Airway stenosis, after dilation (2 of 5)

Nine days after a dilation procedure, with local steroid injection and painting with Mitomycin C. The airway has widened, so that it is more oval-shaped and less slit-like. Compare with photo 1. Although a degree of stenosis remains, symptoms have subsided dramatically. For reference, asterisks mark the same points in the subglottis in this photo and the next photo.

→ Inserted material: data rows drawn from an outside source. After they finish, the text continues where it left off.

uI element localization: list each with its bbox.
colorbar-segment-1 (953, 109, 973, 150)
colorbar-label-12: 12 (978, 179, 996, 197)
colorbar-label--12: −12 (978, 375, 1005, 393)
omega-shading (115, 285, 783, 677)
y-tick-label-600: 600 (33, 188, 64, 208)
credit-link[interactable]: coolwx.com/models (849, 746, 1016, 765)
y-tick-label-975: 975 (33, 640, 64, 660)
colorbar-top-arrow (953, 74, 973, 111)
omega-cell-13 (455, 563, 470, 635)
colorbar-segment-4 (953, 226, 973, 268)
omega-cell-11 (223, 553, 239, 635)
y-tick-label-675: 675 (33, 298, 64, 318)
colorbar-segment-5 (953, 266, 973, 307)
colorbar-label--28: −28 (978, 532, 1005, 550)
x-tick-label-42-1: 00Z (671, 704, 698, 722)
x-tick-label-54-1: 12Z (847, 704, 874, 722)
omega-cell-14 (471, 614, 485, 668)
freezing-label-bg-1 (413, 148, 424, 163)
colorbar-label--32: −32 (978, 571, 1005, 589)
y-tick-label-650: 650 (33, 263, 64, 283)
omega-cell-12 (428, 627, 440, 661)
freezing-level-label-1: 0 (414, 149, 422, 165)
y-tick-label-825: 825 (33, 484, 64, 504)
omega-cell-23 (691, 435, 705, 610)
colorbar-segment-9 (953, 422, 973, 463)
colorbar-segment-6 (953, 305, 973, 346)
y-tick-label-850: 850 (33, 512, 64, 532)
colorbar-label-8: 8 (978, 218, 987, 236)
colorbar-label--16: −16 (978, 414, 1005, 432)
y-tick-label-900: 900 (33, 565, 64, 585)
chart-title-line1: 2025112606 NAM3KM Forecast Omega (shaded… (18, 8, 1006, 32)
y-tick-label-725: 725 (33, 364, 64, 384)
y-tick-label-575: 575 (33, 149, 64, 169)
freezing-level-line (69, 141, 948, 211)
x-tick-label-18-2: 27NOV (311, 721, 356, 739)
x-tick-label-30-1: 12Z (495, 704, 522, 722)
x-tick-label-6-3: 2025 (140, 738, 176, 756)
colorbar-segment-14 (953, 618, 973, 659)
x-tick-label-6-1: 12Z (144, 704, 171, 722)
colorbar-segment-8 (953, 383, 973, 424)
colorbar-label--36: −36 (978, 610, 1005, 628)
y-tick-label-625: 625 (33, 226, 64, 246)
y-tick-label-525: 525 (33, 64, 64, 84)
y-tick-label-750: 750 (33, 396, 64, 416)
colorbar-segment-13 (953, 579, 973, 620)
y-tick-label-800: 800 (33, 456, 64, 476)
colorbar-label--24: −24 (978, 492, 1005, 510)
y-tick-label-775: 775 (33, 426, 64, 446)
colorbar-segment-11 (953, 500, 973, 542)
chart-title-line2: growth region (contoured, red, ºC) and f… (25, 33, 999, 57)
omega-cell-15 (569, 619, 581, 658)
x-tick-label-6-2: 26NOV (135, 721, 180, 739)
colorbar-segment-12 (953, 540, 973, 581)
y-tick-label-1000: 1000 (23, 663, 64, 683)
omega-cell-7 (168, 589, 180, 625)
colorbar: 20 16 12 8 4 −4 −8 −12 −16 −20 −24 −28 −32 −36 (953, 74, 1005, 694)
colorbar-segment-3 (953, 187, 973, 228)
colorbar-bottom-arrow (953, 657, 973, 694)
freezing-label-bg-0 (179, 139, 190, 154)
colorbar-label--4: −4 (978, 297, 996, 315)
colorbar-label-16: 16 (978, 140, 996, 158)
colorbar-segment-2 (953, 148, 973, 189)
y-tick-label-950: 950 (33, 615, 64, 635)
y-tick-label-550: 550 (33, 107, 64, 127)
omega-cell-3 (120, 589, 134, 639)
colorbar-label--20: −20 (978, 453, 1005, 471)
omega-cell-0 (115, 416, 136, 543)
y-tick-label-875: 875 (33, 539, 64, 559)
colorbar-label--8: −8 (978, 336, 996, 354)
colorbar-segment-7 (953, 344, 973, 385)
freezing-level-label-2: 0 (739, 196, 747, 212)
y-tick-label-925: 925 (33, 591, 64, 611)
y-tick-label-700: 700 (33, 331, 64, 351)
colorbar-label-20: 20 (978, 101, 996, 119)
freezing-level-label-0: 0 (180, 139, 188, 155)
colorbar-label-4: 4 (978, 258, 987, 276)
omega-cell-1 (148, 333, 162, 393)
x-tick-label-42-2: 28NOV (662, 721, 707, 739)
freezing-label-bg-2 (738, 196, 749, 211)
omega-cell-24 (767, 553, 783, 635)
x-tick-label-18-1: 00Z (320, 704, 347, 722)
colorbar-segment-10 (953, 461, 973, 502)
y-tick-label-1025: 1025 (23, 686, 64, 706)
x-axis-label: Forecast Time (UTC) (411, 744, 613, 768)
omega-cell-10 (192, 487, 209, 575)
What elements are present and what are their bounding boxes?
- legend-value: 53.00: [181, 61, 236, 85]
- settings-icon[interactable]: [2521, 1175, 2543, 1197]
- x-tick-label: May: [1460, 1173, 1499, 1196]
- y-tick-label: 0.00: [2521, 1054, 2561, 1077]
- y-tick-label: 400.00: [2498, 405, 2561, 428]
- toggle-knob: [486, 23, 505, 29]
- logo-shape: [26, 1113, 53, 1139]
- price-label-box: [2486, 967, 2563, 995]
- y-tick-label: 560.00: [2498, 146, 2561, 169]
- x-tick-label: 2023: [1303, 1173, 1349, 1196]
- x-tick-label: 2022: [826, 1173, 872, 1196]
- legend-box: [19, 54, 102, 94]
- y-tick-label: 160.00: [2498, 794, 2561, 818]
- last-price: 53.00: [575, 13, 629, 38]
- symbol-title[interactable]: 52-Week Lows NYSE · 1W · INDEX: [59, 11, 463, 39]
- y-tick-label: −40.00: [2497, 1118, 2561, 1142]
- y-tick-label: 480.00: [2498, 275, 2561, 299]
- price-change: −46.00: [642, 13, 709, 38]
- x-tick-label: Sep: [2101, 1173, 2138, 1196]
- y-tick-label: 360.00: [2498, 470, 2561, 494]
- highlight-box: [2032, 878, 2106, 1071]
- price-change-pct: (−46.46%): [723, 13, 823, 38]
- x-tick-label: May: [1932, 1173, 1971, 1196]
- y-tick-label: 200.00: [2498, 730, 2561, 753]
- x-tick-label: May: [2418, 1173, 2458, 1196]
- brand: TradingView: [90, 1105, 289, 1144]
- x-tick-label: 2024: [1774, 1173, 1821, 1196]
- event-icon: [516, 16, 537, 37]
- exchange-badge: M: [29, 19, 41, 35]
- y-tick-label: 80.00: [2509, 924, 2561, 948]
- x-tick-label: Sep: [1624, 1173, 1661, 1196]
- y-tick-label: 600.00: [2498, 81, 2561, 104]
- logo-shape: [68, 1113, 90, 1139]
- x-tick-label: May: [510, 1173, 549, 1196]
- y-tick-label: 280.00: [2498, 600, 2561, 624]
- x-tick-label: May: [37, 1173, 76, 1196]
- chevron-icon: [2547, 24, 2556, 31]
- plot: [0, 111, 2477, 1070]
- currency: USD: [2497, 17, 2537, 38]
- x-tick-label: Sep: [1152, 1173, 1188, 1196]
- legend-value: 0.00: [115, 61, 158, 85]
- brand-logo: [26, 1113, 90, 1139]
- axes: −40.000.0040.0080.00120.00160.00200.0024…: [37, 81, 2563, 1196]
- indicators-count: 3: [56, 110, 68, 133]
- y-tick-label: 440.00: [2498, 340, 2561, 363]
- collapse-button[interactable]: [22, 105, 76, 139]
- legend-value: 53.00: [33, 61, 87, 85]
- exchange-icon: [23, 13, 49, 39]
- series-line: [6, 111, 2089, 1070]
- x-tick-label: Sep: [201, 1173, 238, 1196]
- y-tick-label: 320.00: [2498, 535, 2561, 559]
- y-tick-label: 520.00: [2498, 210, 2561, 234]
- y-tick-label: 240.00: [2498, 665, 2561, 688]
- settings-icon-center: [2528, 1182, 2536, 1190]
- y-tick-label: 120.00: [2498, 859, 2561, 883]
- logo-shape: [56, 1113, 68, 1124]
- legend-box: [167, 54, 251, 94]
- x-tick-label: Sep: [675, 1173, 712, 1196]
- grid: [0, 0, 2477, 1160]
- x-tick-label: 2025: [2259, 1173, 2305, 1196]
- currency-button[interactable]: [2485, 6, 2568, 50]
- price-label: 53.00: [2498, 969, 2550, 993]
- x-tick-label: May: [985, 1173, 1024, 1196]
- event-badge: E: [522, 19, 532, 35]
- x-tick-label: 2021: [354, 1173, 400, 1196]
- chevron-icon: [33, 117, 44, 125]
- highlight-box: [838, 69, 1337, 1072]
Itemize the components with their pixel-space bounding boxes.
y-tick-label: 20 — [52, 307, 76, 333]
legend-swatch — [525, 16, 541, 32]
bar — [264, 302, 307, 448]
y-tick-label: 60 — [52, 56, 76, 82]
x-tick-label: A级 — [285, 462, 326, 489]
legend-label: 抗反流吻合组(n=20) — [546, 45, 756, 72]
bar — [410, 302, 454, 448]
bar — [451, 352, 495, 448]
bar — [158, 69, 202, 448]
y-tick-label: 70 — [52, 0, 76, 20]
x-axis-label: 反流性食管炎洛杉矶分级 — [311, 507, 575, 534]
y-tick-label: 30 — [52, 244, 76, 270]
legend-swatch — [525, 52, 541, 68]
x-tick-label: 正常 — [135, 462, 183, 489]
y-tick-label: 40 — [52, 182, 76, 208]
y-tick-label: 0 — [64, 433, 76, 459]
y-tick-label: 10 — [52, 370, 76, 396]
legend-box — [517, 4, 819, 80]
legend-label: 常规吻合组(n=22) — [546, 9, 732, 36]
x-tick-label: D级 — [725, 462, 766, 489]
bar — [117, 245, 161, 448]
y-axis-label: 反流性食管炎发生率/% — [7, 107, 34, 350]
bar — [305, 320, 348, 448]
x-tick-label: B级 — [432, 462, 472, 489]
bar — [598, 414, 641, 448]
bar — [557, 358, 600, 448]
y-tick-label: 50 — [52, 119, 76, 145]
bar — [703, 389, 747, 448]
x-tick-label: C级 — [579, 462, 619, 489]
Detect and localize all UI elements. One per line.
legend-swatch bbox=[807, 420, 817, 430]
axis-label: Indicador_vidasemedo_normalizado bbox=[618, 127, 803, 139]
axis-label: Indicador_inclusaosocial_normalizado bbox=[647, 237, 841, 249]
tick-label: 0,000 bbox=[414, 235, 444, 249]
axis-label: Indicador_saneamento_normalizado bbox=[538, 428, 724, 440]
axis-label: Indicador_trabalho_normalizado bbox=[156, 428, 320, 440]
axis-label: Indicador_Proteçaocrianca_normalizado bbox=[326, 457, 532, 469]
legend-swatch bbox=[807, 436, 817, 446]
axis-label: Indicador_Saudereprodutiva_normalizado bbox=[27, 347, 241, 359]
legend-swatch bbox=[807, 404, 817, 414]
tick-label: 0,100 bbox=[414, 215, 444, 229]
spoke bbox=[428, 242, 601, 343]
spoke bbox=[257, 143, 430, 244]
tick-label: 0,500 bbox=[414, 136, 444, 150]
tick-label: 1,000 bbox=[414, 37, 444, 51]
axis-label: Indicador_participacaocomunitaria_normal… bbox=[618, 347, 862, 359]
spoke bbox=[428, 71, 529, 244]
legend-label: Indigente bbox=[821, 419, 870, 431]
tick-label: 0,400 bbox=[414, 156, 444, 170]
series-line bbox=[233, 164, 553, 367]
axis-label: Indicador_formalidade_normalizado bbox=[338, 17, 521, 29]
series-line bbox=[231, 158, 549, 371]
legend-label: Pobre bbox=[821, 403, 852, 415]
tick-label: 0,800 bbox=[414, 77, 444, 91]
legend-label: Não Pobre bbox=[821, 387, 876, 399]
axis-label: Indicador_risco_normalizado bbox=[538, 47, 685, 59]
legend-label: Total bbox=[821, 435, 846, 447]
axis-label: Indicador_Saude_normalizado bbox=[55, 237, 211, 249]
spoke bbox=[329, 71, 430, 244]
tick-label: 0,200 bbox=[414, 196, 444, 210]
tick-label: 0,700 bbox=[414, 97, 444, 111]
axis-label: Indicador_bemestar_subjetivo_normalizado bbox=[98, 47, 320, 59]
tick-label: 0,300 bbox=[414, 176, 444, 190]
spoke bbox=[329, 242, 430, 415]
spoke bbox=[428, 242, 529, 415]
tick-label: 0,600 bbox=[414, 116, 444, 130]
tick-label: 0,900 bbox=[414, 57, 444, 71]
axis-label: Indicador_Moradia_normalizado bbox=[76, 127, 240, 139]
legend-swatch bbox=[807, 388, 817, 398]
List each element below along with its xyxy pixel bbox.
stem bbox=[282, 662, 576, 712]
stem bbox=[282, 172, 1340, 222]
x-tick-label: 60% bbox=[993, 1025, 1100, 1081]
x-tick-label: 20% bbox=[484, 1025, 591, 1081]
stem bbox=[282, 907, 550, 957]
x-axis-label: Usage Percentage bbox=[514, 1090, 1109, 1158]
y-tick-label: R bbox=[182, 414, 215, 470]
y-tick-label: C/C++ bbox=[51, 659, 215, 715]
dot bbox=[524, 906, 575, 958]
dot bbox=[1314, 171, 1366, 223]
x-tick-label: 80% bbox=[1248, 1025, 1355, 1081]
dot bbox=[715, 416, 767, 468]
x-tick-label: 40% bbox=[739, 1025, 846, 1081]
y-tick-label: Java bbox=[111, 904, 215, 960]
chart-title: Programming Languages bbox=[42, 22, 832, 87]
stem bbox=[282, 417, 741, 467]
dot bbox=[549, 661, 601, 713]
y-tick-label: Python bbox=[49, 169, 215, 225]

Airway stenosis, after dilation (3 of 5)

Same exam, looking beyond the immediate subglottis. There is an inflammatory response that involves several centimeters of the upper trachea. Inflammatory areas often “trap” mucus, as seen here.

Airway stenosis, before another dilation (4 of 5)

Now five months after the dilation procedure mentioned in photos 2 and 3. The patient has been receiving systemic treatment with methotrexate and prednisone. General appearance of the inflammation has decreased. In spite of this, as expected, the stenosis has persisted (dotted oval shows the estimated caliber or width of a normal airway) and symptoms have gradually increased. Thus, another dilation was scheduled for the next day.

Airway stenosis, after another dilation (5 of 5)

A week after photo 4, following the most recent dilation. There is expected immediate postoperative inflammation and an increase in the airway’s caliber or width by an estimated 30% (dotted oval again shows the estimated caliber or width of a normal airway; compare with photo 4). Symptoms are again abolished.